Manufacturers can employ marketing strategies to boost interest in their products.
Manufacturers can employ marketing strategies to boost interest in their products. (Image: Felipe Dupouy/Lifesize/Getty Images)

Manufacturers often leave the bulk of marketing efforts to distributors, resellers or retailers, in an effort to streamline the marketing process. Many manufacturers, however, instead develop marketing collateral for products and offer cooperative programs to share advertising costs. Despite the tendency to leave marketing to downstream entities (those closer to final sales to end users), manufacturers can employ a number of marketing strategies.

Social Marketing

Billions of people use social media and social networking sites, and many of them log in daily. While retailers and prominent brands maintain active social media accounts, manufacturers can benefit from the social media movement as well. Manufacturers that produce consumer goods might focus on social networking on Facebook and video streaming on YouTube as a way to interact with customers and showcase new or forthcoming products. Cross-linking or creating reciprocal links between social media sites and your website or product pages can help to generate interest and engagement, as well as create organic traffic.

Content Marketing

Content marketing, while dovetailing with social marketing, can function as an independent strategy for manufacturers. In many ways, manufacturers are the experts on their product's strengths and weaknesses, as well as the processes used to create those products. This positions them well to create, or guide the creation of, video content, which they do more than any other type of content creation. The same expertise that lends itself to video content creation also lends itself to the creation of written content, such as white papers or blogs, that can help secure a perception of the manufacturer as an expert or thought-leader.

Trade Shows

Trade shows offer a tried-and-true marketing strategy for manufacturers. The shows provide an opportunity for the manufacturer to highlight products and let potential buyers see the products in action. Manufacturers can now communicate their upcoming presence at events much more easily and economically through social media and even dialogue with potential customers ahead of time to help drum up interest. This informal dialogue functions as a kind of pre-marketing effort to smooth the way for the more direct marketing that occurs at the trade show itself.

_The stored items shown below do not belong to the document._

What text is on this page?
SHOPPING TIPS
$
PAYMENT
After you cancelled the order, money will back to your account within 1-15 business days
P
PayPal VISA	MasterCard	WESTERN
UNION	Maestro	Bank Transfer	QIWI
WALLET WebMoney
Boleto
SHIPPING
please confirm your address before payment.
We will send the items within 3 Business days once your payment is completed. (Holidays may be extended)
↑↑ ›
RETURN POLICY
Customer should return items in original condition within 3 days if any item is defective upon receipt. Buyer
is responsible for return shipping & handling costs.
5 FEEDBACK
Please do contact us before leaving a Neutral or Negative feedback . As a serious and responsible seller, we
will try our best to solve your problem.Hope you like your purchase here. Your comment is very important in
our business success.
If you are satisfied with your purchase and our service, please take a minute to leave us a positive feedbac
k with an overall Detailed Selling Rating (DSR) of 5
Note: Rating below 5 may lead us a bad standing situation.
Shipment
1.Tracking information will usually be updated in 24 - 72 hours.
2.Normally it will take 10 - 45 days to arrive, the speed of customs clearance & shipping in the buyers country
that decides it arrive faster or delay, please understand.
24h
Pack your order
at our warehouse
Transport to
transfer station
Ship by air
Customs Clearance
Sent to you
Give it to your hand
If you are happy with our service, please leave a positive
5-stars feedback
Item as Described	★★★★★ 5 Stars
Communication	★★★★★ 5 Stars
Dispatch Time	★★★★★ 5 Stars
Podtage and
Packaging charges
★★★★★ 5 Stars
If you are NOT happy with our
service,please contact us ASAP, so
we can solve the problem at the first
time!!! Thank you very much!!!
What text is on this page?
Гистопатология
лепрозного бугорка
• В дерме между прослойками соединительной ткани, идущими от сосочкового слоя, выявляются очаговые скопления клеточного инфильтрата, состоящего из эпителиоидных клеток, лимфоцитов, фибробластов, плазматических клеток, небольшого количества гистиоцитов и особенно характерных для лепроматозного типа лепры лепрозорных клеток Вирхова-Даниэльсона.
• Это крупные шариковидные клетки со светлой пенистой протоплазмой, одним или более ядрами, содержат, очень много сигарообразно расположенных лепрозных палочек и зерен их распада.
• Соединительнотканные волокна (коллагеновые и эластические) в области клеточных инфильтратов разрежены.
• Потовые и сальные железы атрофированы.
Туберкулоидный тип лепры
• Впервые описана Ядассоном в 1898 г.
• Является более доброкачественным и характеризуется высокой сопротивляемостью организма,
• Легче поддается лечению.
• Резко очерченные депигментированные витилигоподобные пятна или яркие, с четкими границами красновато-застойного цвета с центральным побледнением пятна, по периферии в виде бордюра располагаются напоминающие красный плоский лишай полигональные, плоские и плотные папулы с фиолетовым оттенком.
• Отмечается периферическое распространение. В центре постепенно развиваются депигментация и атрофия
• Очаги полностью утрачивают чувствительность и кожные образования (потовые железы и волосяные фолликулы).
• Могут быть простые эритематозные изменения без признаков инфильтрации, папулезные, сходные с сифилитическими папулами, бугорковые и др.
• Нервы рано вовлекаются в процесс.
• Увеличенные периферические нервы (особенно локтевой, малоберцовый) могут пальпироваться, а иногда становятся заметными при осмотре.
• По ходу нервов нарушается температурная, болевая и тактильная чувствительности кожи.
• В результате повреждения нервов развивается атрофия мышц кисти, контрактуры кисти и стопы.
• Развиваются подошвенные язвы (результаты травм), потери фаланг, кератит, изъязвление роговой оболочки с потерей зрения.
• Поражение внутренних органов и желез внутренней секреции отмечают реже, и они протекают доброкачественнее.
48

The marketing strategy choice a manufacture selects should align with its target customers. A manufacturer that builds industrial equipment, for example, can probably expect better results from content marketing, as purchasing managers that need information comprise the target customer for those products. A nutritional supplement company that sells directly to consumers, by contrast, can probably expect to get better traction from a strong social media presence and the access it provides to friends of existing customers.